Her omission from the internet’s encyclopedia prompted accusations of gender bias at Wikipedia, leading founder Jimmy Wales to conclude that the site “needs to change.” But it’s also a pointed lesson in the hazards of gender bias in media, and of the broader consequences of underrepresentation.

In rejecting the Strickland article, the Wikipedia editor said the author’s references did “not show significant coverage (not just passing mentions) about the subject in published, reliable, secondary sources.” In other words, Wikipedia relies in part on the judgment of other gatekeepers to determine whether a person is noteworthy. That’s a problem, because on the whole news outlets and journalists—even well-intentioned ones—have a dismal track record at equitably representing women in their coverage.

Multiple analyses have found that, on average, men are quoted more often in news coverage than women by a factor of roughly three to one. The problem is particularly pronounced in coverage of STEM industries, where women are already in the minority.

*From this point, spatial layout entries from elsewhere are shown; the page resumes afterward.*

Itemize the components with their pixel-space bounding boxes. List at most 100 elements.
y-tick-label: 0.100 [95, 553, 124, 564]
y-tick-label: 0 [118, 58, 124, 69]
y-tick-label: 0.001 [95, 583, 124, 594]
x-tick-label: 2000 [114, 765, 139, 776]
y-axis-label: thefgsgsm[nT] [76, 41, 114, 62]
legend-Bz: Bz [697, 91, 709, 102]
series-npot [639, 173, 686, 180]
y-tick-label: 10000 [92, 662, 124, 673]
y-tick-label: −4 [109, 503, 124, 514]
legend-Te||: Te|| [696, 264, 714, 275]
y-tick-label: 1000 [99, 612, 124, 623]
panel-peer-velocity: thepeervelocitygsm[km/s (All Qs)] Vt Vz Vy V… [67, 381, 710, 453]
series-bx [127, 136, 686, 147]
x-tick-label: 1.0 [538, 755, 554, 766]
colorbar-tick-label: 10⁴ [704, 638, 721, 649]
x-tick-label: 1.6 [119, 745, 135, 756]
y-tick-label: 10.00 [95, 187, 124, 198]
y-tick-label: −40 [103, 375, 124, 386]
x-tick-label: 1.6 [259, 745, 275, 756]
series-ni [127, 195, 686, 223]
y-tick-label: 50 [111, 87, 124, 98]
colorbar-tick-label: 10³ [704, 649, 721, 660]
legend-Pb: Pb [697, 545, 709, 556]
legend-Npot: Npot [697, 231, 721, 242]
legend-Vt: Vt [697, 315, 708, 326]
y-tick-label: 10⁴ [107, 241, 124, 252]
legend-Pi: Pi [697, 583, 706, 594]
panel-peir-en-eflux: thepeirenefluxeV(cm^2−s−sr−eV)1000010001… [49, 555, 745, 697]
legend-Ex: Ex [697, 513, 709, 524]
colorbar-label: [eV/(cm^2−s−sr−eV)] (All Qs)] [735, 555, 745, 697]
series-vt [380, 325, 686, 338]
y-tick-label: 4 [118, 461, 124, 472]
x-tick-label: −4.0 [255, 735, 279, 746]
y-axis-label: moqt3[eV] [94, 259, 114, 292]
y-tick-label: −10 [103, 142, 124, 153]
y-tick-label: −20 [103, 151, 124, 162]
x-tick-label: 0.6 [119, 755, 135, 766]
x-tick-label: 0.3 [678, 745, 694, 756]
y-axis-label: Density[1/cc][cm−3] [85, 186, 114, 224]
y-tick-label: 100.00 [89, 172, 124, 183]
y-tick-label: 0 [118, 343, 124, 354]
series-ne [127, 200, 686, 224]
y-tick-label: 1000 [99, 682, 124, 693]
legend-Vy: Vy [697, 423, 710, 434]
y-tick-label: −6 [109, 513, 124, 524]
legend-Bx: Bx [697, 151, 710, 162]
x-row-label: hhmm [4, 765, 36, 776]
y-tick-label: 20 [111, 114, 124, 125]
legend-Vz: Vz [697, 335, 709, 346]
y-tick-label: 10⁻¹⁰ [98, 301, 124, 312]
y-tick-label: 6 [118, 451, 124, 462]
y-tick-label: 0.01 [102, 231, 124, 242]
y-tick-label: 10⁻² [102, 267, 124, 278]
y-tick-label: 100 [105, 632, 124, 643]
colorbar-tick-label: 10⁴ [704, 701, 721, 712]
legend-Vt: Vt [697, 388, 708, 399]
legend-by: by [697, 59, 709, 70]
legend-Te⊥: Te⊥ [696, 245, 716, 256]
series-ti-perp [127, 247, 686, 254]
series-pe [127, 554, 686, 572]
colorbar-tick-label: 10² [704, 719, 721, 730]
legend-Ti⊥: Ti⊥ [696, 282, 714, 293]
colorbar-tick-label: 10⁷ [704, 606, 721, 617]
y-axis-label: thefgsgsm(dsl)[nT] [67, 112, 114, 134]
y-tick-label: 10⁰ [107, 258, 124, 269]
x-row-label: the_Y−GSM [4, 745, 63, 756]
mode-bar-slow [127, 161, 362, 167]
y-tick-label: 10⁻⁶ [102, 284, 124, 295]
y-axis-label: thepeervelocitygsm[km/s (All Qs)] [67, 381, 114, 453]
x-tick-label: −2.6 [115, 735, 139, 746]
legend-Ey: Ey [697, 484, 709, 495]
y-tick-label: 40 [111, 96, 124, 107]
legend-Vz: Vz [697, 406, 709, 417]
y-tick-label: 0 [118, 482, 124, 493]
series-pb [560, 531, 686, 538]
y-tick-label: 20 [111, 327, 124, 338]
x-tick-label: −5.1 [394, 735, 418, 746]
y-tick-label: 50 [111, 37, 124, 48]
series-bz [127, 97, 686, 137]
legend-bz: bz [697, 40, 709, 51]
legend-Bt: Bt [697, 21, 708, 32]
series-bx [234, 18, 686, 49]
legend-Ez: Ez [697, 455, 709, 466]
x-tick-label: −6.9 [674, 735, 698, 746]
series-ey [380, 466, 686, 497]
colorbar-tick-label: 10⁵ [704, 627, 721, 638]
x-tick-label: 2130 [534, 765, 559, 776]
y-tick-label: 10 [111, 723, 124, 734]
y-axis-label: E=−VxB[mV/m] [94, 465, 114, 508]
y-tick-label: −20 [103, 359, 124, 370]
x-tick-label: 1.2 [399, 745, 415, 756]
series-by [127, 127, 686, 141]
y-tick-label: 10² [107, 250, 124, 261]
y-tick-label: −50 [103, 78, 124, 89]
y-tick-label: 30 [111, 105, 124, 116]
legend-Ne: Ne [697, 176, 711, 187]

Adrienne LaFrance, editor at the Atlantic.com, analyzed her own science stories published in 2013 and 2015 and was dismayed to find that women were quoted in less than 25% of them. Her colleague Ed Yong did the same, and was likewise chagrined to find that only 24% of the people quoted in his stories were women.

LaFrance and Yong are conscientious reporters; neither wants to perpetuate bias. By scrutinizing their own work, they show that when we ascribe authority only to people already identified as “experts” by those before us—as Wikipedia and many of us journalists do when quickly evaluating whose expertise is worthwhile—we absorb those earlier judges’ biases as well.

“We don’t contact the usual suspects because we’ve made some objective assessment of their worth, but because they were the easiest people to contact,” Yong wrote. “They topped a Google search. Other journalists had contacted them. They had reputations, but they accrued those reputations in a world where women are systematically disadvantaged compared to men.”

And what usually tops a Google search? Wikipedia. “A Wikipedia biography can give a scientist credibility,” Jess Wade and Maryam Zaringhalam wrote in Nature in August. The two are members of 500 Women Scientists, a group working to change perceptions of women in STEM. Adding biographies of women scientists to Wikipedia is one of their efforts.

“As with any democracy, results are determined by those who choose to participate,” they noted. “Who edits Wikipedia—and the biases they carry with them—matters.”

Only 17% of English-language biographical articles on the site are about women, which is about the same proportion of Wikipedia editors who are female. The site’s own guidelines make clear that media coverage isn’t the only criteria for inclusion, especially for scientists; that standard doesn’t always seem to be fairly applied. At the time Strickland’s bio was rejected, the only cited sources on the live biography of her male collaborator Gérard Mourou were his faculty pages and links to the awards he’d received—evidence deemed insufficient in his female colleague’s case.

Clearly, scientists like Strickland are still doing groundbreaking work, even without Wikipedia entries or copious media coverage. But her exclusion from the world’s fifth-most popular website is a good reminder that the volume of a subject’s media coverage often says more about gatekeepers’ priorities than the achievements of the subjects themselves.